Elsewhere, FIRA will aim to grow its $350m climate adaptation and resilience portfolio by 5% year-on-year, starting in 2023, and increase the amount of finance funnelled into adaptation and resilience to $540m by 2030. This will be supported by a taxonomy developed with the Carbon Trust.
The Global Environment Facility (GEF) will restore 420,000 hectares of degraded land, improve land management practices in over 20 million hectares, mitigate 223 million tons of CO2 and reduce the use and waste of chemicals of “global concern” by 21 million tons by 2030.
Phatisa will aim to ensure that 100% of its portfolio companies across sub-Saharan Africa have gender policies in place and targets to increase female employment by 2025.
Nuveen Natural Capital, which currently has around 1.2 million hectares in assets under management will, by 2023, update an existing zero deforestation policy across all of its product lines.
All targets will feature short and long-term targets stretching to 2023. The UN Environment Programme (UNEP) has welcomed the announcement and has called on the wider investor sector to “supersize its ambition” when it comes to financing sustainable agriculture.

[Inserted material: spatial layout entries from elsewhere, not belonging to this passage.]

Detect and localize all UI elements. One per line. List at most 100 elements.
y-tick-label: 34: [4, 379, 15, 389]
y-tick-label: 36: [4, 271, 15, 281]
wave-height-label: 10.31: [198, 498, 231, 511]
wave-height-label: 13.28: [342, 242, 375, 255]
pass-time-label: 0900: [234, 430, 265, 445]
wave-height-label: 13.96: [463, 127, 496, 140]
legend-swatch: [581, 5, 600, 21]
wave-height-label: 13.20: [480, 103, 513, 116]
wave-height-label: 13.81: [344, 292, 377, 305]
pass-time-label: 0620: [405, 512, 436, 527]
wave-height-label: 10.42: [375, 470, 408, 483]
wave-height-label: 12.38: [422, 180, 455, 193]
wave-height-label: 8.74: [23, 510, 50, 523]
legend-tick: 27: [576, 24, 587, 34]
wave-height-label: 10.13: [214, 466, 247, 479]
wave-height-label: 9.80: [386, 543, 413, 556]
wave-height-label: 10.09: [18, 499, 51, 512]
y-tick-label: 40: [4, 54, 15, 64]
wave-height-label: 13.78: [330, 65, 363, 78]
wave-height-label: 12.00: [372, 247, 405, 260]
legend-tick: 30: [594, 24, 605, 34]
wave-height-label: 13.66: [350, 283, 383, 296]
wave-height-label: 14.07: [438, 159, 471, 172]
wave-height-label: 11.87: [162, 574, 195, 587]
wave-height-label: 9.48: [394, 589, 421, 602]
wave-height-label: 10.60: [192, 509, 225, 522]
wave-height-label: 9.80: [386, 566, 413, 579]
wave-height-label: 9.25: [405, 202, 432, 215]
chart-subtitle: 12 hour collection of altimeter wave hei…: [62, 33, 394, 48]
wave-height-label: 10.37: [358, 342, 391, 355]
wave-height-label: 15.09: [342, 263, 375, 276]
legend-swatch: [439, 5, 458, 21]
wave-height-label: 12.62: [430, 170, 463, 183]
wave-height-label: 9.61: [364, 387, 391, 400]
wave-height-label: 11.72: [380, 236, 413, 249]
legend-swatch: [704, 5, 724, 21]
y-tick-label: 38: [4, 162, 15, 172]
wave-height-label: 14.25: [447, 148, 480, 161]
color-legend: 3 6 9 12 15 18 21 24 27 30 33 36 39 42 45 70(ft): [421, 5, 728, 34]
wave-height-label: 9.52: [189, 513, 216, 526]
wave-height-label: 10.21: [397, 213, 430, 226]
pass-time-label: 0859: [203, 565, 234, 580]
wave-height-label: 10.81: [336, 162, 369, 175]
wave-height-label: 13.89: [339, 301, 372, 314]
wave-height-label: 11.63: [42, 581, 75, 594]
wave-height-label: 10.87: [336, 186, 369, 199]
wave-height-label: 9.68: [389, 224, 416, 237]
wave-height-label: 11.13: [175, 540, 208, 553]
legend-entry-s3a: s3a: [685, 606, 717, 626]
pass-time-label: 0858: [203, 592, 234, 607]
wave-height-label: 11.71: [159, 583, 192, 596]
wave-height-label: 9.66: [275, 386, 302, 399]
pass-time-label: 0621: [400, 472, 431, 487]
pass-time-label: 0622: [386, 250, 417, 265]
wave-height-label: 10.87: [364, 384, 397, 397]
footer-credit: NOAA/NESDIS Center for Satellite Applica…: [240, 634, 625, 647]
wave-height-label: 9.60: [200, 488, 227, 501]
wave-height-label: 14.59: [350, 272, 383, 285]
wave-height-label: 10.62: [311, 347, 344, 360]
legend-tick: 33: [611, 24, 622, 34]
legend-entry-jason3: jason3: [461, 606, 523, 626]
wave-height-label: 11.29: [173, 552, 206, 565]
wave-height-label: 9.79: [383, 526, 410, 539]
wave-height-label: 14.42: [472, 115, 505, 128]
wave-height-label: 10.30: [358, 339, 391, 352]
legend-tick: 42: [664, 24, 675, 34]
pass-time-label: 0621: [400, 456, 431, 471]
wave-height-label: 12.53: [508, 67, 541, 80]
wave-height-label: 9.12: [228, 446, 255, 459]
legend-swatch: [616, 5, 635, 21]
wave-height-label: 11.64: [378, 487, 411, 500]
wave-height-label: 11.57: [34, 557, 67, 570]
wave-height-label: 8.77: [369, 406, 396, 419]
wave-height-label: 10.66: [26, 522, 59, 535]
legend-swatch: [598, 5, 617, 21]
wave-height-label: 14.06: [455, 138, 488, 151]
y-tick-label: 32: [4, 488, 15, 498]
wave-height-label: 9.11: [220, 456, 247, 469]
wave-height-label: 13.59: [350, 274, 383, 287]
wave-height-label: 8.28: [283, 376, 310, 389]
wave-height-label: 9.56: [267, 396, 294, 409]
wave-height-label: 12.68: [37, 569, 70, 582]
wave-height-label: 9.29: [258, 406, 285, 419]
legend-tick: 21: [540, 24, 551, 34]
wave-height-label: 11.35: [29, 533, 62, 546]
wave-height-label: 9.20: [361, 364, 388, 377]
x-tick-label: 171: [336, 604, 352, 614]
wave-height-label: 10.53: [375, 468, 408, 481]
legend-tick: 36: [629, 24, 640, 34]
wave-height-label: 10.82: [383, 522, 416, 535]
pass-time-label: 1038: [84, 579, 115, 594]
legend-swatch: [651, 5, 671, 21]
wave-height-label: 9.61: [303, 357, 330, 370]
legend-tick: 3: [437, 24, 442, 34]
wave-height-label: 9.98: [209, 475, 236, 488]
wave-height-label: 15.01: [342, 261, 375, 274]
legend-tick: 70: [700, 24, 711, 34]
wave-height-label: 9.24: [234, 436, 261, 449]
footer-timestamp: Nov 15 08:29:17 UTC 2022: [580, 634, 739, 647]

Eric Usher, Head of UNEP Finance Initiative, said: “From digital tools to zero deforestation this new generation of high ambition targets can enable a cleaner greener food and agriculture sector. There is still a long way to go and the wider finance sector must use COP27 to supersize its ambition and grow a more sustainable food and agriculture sector.”
The coalition has confirmed that further targets will be introduced across a set of 14 environmental and social themes in the months ahead. Members will continue to work on labour conditions, food security and waste and biodiversity and regenerative agriculture.
The companies will monitor the results of the global biodiversity treaty, expected to be formally adopted at COP15 in December, as well as the research and developments of the Taskforce on Nature-related Financial Disclosures (TNFD).
The progress of the GFFN High Ambition Group will be discussed during COP27.
The announcement comes in the same week that companies with combined annual revenues of $1.5trn called on world leaders to mandate that all large businesses and financial institutions should assess their impacts and dependencies on nature by the end of the decade.
The call to action is being made ahead of the UN’s 15th Biodiversity COP (COP15) in Montreal this December. Its chief aim is to develop and implement a post-2020 biodiversity treaty for the world, with a headline ambition to halt nature loss this decade.
One of the proposed treaty targets is the need for nations to agree to protect 30% of their lands and seas for nature by 2030. Measures regarding corporate mandates are also under discussion, including a proposal for all large businesses and financial institutions to assess and disclose their impacts and dependencies on biodiversity, by 2030. This mandate could be implemented by nations in a manner similar to existing climate reporting requirements.
Supporting the inclusion of this proposal in the final treaty today are more than 330 corporates and financial institutions, convened by Business for Nature. Those in support of the call span from 52 countries, with the UK being the most-represented country in the cohort.